Business column: Taxes can be complicated for self-employed

By Sandra Taylor-Sawyer: Everybody’s Business

Who is an independent contractor? According to the Internal Revenue Service, they are people who have an independent trade, business or profession in which their services are offered to the public and they perform a job in which they determine how the task is accomplished is an independent contractor.

Money received from work performed are subject to self-employment taxes, which is where many independent contractors’ tax troubles begin.

The IRS requires any IC who receives income for services to claim the amount for tax purposes. If the IC’s income from any one entity is $600 or more within a year, a completed IRS Form W-9 “Request for Taxpayer Identification Number and Certification” must be completed.

The entity that hired the IC must maintain the W-9 Form, and no later than Jan. 31, the IRS Form 1099 “Miscellaneous Income” must be prepared and mailed to the IC. All Form 1099s received for the previous calendar year along with any other income received are used to report the total income for the calendar year.

Independent contractors are required to pay self-employment tax if their net profit is $400 or more.
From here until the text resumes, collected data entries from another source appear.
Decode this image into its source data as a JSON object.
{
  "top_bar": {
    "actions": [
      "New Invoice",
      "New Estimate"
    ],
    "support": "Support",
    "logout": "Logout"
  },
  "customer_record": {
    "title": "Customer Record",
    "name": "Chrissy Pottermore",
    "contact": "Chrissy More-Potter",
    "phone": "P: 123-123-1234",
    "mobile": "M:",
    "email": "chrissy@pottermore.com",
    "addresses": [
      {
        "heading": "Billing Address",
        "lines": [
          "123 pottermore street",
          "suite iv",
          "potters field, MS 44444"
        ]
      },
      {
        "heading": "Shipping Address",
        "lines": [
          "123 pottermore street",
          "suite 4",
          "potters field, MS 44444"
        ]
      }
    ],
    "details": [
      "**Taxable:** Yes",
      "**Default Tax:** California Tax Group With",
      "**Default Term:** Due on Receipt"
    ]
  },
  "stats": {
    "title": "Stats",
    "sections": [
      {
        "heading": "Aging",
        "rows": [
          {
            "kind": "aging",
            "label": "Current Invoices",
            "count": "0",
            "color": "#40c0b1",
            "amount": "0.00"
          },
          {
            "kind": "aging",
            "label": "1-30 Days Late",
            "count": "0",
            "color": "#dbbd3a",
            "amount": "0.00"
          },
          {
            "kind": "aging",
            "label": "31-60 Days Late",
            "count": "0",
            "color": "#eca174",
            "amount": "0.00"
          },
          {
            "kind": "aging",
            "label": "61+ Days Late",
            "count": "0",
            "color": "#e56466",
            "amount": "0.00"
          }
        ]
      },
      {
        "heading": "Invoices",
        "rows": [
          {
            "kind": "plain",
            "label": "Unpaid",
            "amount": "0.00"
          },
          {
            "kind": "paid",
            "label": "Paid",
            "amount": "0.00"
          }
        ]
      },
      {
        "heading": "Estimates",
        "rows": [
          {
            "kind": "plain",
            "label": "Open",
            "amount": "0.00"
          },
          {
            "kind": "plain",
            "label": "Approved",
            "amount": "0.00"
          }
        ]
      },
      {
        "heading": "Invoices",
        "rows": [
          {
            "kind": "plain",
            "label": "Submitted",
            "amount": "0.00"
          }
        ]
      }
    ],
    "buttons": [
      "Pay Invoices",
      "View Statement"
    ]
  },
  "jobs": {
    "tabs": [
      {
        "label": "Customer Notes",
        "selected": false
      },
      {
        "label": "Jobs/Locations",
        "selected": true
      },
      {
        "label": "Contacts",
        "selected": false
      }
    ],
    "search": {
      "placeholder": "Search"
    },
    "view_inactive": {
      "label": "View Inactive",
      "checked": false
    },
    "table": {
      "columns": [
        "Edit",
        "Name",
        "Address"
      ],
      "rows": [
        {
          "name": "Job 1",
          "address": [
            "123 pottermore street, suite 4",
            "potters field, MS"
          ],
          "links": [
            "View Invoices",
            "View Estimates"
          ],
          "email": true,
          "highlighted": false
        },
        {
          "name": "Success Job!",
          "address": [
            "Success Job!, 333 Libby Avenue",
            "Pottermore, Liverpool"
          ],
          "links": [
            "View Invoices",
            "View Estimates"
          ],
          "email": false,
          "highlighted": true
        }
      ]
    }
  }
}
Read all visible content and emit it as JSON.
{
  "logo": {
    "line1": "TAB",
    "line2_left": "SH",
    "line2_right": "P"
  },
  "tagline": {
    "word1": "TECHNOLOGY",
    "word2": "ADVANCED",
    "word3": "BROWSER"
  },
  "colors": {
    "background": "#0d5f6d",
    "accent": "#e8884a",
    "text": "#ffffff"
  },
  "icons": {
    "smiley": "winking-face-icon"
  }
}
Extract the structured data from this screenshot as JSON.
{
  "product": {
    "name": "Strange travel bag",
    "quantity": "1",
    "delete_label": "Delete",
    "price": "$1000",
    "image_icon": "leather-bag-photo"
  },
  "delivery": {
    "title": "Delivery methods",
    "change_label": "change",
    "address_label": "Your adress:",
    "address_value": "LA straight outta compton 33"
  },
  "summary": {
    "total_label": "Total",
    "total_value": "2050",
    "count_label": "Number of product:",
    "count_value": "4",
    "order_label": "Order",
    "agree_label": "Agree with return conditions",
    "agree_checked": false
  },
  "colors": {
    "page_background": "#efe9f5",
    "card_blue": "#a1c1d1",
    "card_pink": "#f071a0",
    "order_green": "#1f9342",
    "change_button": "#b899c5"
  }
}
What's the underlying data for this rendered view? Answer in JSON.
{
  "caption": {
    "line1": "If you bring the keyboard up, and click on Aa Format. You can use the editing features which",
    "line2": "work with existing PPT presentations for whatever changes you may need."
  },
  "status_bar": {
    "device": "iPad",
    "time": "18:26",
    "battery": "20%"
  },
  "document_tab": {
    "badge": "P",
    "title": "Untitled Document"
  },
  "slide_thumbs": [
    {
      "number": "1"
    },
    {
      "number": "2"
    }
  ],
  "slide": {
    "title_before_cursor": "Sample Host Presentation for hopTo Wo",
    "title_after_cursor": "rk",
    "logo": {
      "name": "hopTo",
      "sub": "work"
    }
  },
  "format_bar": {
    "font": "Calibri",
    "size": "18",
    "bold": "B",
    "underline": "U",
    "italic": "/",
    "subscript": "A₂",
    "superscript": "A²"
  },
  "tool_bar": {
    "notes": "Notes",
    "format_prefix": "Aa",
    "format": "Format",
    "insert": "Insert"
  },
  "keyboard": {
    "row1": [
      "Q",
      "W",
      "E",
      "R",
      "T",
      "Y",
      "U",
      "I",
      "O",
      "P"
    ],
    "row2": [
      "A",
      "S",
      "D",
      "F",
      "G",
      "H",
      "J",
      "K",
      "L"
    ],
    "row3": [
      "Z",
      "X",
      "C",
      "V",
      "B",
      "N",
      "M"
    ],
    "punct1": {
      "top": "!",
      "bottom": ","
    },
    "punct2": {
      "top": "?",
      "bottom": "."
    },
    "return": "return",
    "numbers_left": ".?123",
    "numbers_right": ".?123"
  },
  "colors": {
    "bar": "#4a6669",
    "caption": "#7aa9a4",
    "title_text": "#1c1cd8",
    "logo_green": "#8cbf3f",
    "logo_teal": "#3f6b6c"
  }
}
Net profit is computed by subtracting allowable business expenses from total income (which is the totals from Box 7 of all Form 1099s received and other income from services rendered).

The self-employment tax rate is 15.3 percent of net profit. In order to avoid a large tax liability on April 15, an IC should make estimated payments.

The best method to compute estimated payments is to use the previous year’s tax return or previous quarter’s profit-and-loss statement. The self-employment rate of 15.3 percent is multiplied by the net profit; the product is the tax due.

For example, Bill is an IC who is hired by Z Publication Company to write weekly articles for their magazine. Z Company pays Bill $200 for each article. Bill also writes a monthly newsletter for T News Company and receives $500 per article. Bill determines his allowable expenses are $400 per month. Bill should make quarterly payments to the IRS of $413.11.

The computation of total income received, $1,300, minus $400 for expenses yields a net profit of $900. The monthly tax obligation is $137.70, (net profit of $900 multiplied by 15.3 percent). The quarterly amount is computed by multiplying $137.70 by 3 (number of months).

The estimated payment is just an estimate … a little bit of something is twice better than a little bit of nothing. If more taxes are paid than required, after filing the annual tax return a refund is received. If the taxes paid are less than the required tax obligation, the IC owes the IRS the difference.

The above scenario covers an isolated case and does not include other tax obligations that may be required. It is always wise and highly recommended to seek professional tax advice.